They looked for sight lines. They climbed to the roof of the boiler house, four hundred yards’ distance, then to the roof of the barrel house. Both offered uninterrupted shots at the tank. The barrel house had its own freight siding to receive the lumber trains that delivered wood for the staves.
“Rides in and out,” said Archie.
“I’d go for the boiler house,” said Bell. “They’d never hear a shot over the roar of the furnaces.”
“If there was a shot.”
“I told you,” said Bell. “Albert Hill’s number two cervical vertebra appeared to have been nicked.”
Archie said, “Based on how he killed Spike Hopewell, the assassin is capable of hitting both Hill and Riggs. But he’s one lucky assassin that no one saw him. Or coolly deliberate in choosing his moment.”
Isaac Bell disagreed. “That may be true of Albert Hill. But when Riggs was shot, the timing was dictated by the approach of the locomotive. In both cases, the shots were fired by a marksman as calculating and accurate as the killer who shot Spike Hopewell.”
“If there were shots fired at all,” said Archie, and Wally Kisley agreed, saying, “There could have been shots, and shots would explain how the victims happened to fall, but they could have just as easily fallen as Spike Hopewell suggested to Isaac: one drunk, one overcome by fumes.”
Bell said, “I have Grady Forrer looking into their backgrounds.” Forrer was head of Van Dorn Research.
—
Isaac Bell went looking for Edna Matters Hock and found her loading her tent onto her buckboard. He gave her a hand. “Where you headed?”
“Pittsburgh.”
“In a wagon?”
“Pittsburgh, Kansas.”
“I was going to ask could you print me that aerial photograph your sister snapped, but you’ve packed your Kodak machine . . .”

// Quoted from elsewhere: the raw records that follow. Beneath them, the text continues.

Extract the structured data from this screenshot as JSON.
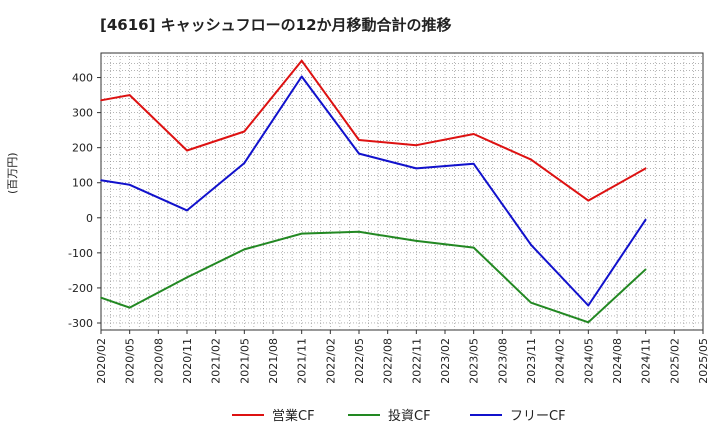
{
  "chart_data": {
    "type": "line",
    "title": "[4616]  キャッシュフローの12か月移動合計の推移",
    "ylabel": "(百万円)",
    "xlabel": "",
    "ylim": [
      -320,
      470
    ],
    "yticks": [
      400,
      300,
      200,
      100,
      0,
      -100,
      -200,
      -300
    ],
    "categories": [
      "2020/02",
      "2020/05",
      "2020/08",
      "2020/11",
      "2021/02",
      "2021/05",
      "2021/08",
      "2021/11",
      "2022/02",
      "2022/05",
      "2022/08",
      "2022/11",
      "2023/02",
      "2023/05",
      "2023/08",
      "2023/11",
      "2024/02",
      "2024/05",
      "2024/08",
      "2024/11",
      "2025/02",
      "2025/05"
    ],
    "series": [
      {
        "name": "営業CF",
        "color": "#dd1111",
        "values": [
          335,
          350,
          null,
          192,
          null,
          246,
          null,
          448,
          null,
          222,
          null,
          207,
          null,
          239,
          null,
          166,
          null,
          49,
          null,
          141,
          null,
          null
        ]
      },
      {
        "name": "投資CF",
        "color": "#228822",
        "values": [
          -228,
          -256,
          null,
          -170,
          null,
          -90,
          null,
          -45,
          null,
          -40,
          null,
          -66,
          null,
          -85,
          null,
          -242,
          null,
          -298,
          null,
          -147,
          null,
          null
        ]
      },
      {
        "name": "フリーCF",
        "color": "#1111cc",
        "values": [
          107,
          94,
          null,
          21,
          null,
          156,
          null,
          403,
          null,
          183,
          null,
          141,
          null,
          154,
          null,
          -77,
          null,
          -250,
          null,
          -5,
          null,
          null
        ]
      }
    ],
    "grid": true,
    "legend_position": "bottom"
  }
}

“Actually, I made an extra. I thought you’d ask to see it.”
She had it in an envelope. She handed it to Bell. “Oh, there’s a second photograph that Nellie took before the fire. So you have a before the fire and an after.”
“She flew over before?”
“By coincidence. She was hoping to address a convention in Fort Scott, but the wind changed and the balloon drifted over here. I hope the pictures help.”

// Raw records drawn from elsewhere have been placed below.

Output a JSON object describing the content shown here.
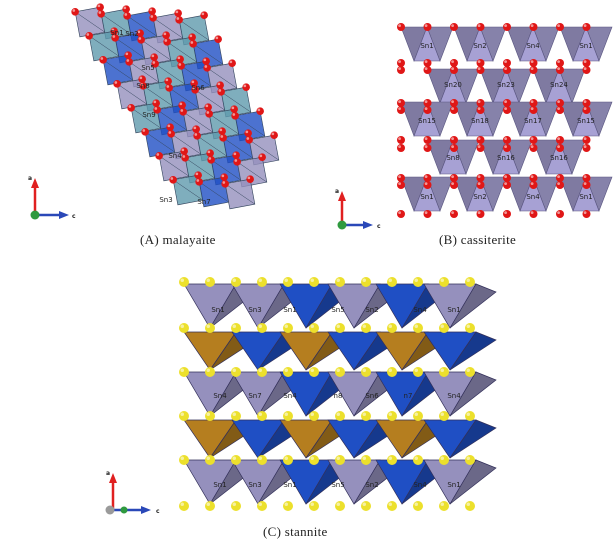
{
  "panels": {
    "a": {
      "caption": "(A)  malayaite",
      "labels": [
        "Sn1",
        "Sn2",
        "Sn3",
        "Sn4",
        "Sn5",
        "Sn6",
        "Sn7",
        "Sn8",
        "Sn9"
      ],
      "axes": {
        "a": "a",
        "c": "c"
      }
    },
    "b": {
      "caption": "(B)  cassiterite",
      "labels": [
        "Sn1",
        "Sn2",
        "Sn4",
        "Sn1",
        "Sn20",
        "Sn23",
        "Sn24",
        "Sn15",
        "Sn18",
        "Sn17",
        "Sn15",
        "Sn8",
        "Sn16",
        "Sn16",
        "Sn1",
        "Sn2",
        "Sn4",
        "Sn1"
      ],
      "axes": {
        "a": "a",
        "c": "c"
      }
    },
    "c": {
      "caption": "(C)  stannite",
      "labels": [
        "Sn1",
        "Sn3",
        "Sn1",
        "Sn5",
        "Sn2",
        "Sn4",
        "Sn1",
        "Sn4",
        "Sn7",
        "Sn4",
        "n8",
        "Sn6",
        "n7",
        "Sn4",
        "Sn1",
        "Sn3",
        "Sn1",
        "Sn5",
        "Sn2",
        "Sn4",
        "Sn1"
      ],
      "axes": {
        "a": "a",
        "c": "c"
      }
    }
  },
  "colors": {
    "sn_polyhedra": "#9590bd",
    "ca_polyhedra": "#5f9aad",
    "si_tetrahedra": "#1f4fc4",
    "fe_tetrahedra": "#b57e1f",
    "oxygen": "#e01717",
    "sulfur": "#ece02c"
  }
}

Bell thanked her warmly. “Speaking of coincidence,” he told her, “my father served as an intelligence officer in the Civil War and he tried to take balloon daguerreotypes of Confederate fortifications.”

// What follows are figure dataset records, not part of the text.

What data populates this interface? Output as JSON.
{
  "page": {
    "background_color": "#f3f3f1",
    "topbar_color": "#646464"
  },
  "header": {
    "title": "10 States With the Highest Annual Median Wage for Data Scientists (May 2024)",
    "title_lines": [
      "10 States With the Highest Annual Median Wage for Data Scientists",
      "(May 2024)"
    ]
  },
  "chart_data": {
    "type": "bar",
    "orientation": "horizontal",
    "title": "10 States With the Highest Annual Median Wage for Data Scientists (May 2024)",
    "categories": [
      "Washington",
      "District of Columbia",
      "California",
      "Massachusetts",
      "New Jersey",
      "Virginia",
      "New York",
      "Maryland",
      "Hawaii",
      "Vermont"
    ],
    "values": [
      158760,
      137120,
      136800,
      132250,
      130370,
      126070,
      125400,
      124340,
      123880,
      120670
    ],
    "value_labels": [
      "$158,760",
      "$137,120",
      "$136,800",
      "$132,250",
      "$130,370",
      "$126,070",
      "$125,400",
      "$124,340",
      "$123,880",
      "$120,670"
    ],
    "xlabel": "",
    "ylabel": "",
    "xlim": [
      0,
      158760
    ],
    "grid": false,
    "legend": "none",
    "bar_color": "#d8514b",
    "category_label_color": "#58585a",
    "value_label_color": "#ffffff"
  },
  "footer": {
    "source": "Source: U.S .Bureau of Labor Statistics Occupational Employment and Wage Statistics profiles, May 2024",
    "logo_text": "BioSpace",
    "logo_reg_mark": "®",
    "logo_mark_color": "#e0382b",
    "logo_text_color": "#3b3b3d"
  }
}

“I’ve never seen an aerial of the Civil War.”
“He said that the swaying motion blurred the pictures. When the wind settled down, a rebel shot the camera out of his hands.”
“Quite a different war story.”
“Actually,” Bell smiled, “he rarely talked about the war. The very few times he did, he told a humorous tale, like the balloon.”
“I really must go.”
He helped her onto the wagon. “It was a pleasure meeting you. I hope to see you again.”
Edna Matters Hock gave him a long look with her gray-green eyes. “I would like that, Mr. Bell. Let us hope it happens.”
“Where are you going next?”
“After Pittsburgh, I’m not sure.”
“If I were to wire the paper sometime, perhaps they could put us in touch.”